Interview with EAIE president Laura Howard

The president of the EAIE, on her life-changing semesters abroad as a student, the benefits of internationalisation, and overcoming barriers to student mobility

September 13, 2016
Laura Howard, European Association for International Education (EAIE)
Source: European Association for International Education (EAIE)

Describe your career so far.
I was born and brought up in the UK, and have been working at the University of Cadiz in Spain as a lecturer since 1988. In 1999, I took on the role of director of European programmes at Cadiz, and went on to head the international office and the international promotion department. At a national level, I chaired Spain’s Commission for International Promotion from 2008 until 2010, created by the Spanish Rectors’ Conference. I was also a member of the initial advisory committee to the Foundation, a public sector foundation for the international promotion of Spanish universities. Alongside my involvement in the European Association for International Education, I was a member of the executive committee of the Compostela Group of Universities from 1999 to 2007 and then served as vice-president from 2007 to 2015.

How did you get involved with the EAIE?
I had already attended several EAIE conferences when a respected friend and colleague, Michael Cooper, who knew of my work and contacts in Latin America, suggested that I stand for election to the steering group of the EAIE expert community, now known as Cooperation for Development. That was in 2006 and from there I went on to sit on the Publications Committee, the General Council, and then was elected vice-president. Once you get involved, it’s hard to stop – working with such a committed group of individuals draws you in.

Why is international education important?
I believe we can quite comfortably say that internationalisation of higher education is inherently a good thing. There is a clear consensus, shown through surveys carried out by the International Association of Universities, the European University Association and the EAIE Barometer, that the main benefits of internationalisation are improvement in the quality of teaching and learning, and preparing students to live and work in a globalised world.

Did you have international experience as a student?
In my university days, the Erasmus programme hadn’t yet started, but I was fortunate enough to study a degree that required us to spend a year abroad. I studied modern languages (translating and interpreting) at Heriot-Watt University in the UK and spent a semester each at the universities of Mons, in Belgium, and Salamanca, in Spain. That year changed my life.

Why are some nations and individuals more enthusiastic about internationalisation than others?
I’m not sure it’s so much a question of enthusiasm as a response to the role that internationalisation is seen to play. For some, its main purpose is revenue generation, while for others it may be seen as part of a longer-term strategy, or a contribution to the technological and economic development of the country. Either way, we should remember that it is not an end in itself but a means to improve quality and enhance the role of higher education as a service to society.

What is the biggest barrier to internationalisation?
As in many other aspects of life, insufficient funding is always a major barrier – to national, institutional and individual ambitions.
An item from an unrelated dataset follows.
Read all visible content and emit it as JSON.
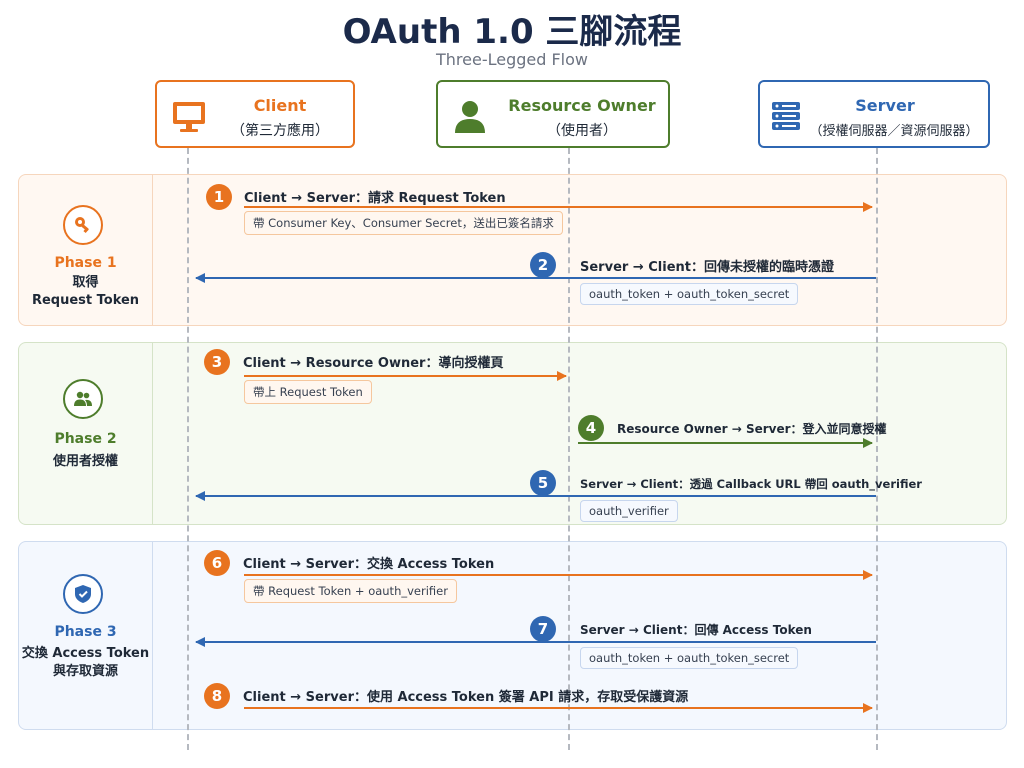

How integral is transnational education to internationalisation?
It is just one of the options available as part of an internationalisation strategy, be it on a national, regional or institutional level. The UK has a strong TNE tradition, which looks set to grow in the coming years, while other countries engage in a much more limited way. Many factors are at play here, such as market demand, legal limitations and resources available; TNE does not necessarily suit everyone.

Has the digital revolution rendered foreign franchises and branch campuses obsolete?
In my view, the digital revolution has, to date, provided higher education with the means to do more and to support and enhance many of our activities. It does not, however, replace them, and that includes TNE.

Do you feel that rising concerns in the West about immigration could have a negative effect on international education?
It would, I think, be naive to pretend otherwise. And so we, as international educators, have to work that much harder to make it clear that education is the key to integration, intercultural understanding and prosperity for all.

What is your biggest regret about the current state of internationalisation?
I think there is still a long way to go for internationalisation to achieve its full potential – in terms of both equity of access and ensuring that international partnerships are based on respect, fairness and shared benefits. The commercialisation of internationalisation, as well as the growth of competition rather than cooperation, are concerns felt by many.

Should the balance of students on each university campus reflect overall global populations?
The key word here is diversity, but that doesn’t mean simply mirroring global populations. Balancing student mobility flows is important, but so is balancing the diversity of the student population and ensuring opportunities for all. This includes making international opportunities available for those with limited incomes, for instance, or those with disabilities or from minority groups. Diversity is about much more than just nationality.

Is internationalisation compatible with combating global warming?
That’s an interesting point, and one we’ve recently been discussing in the EAIE. We are aware, for example, that the 5,000-plus people travelling to our conference create a huge carbon footprint. We’re looking into ways to compensate for that, such as contributing to tree-planting schemes and investing in technology that will allow us to make greater use of virtual meetings throughout the year.

What is the one action or policy change that would do the most to promote internationalisation?
Facilitating visas and ensuring a fair and equal treatment of international students would go a long way. But we shouldn’t forget the non-mobile majority and we must ensure that we provide an international dimension to the formal and informal curriculum so that all students can develop international and intercultural competences. That would be a tremendous leap forward for internationalisation.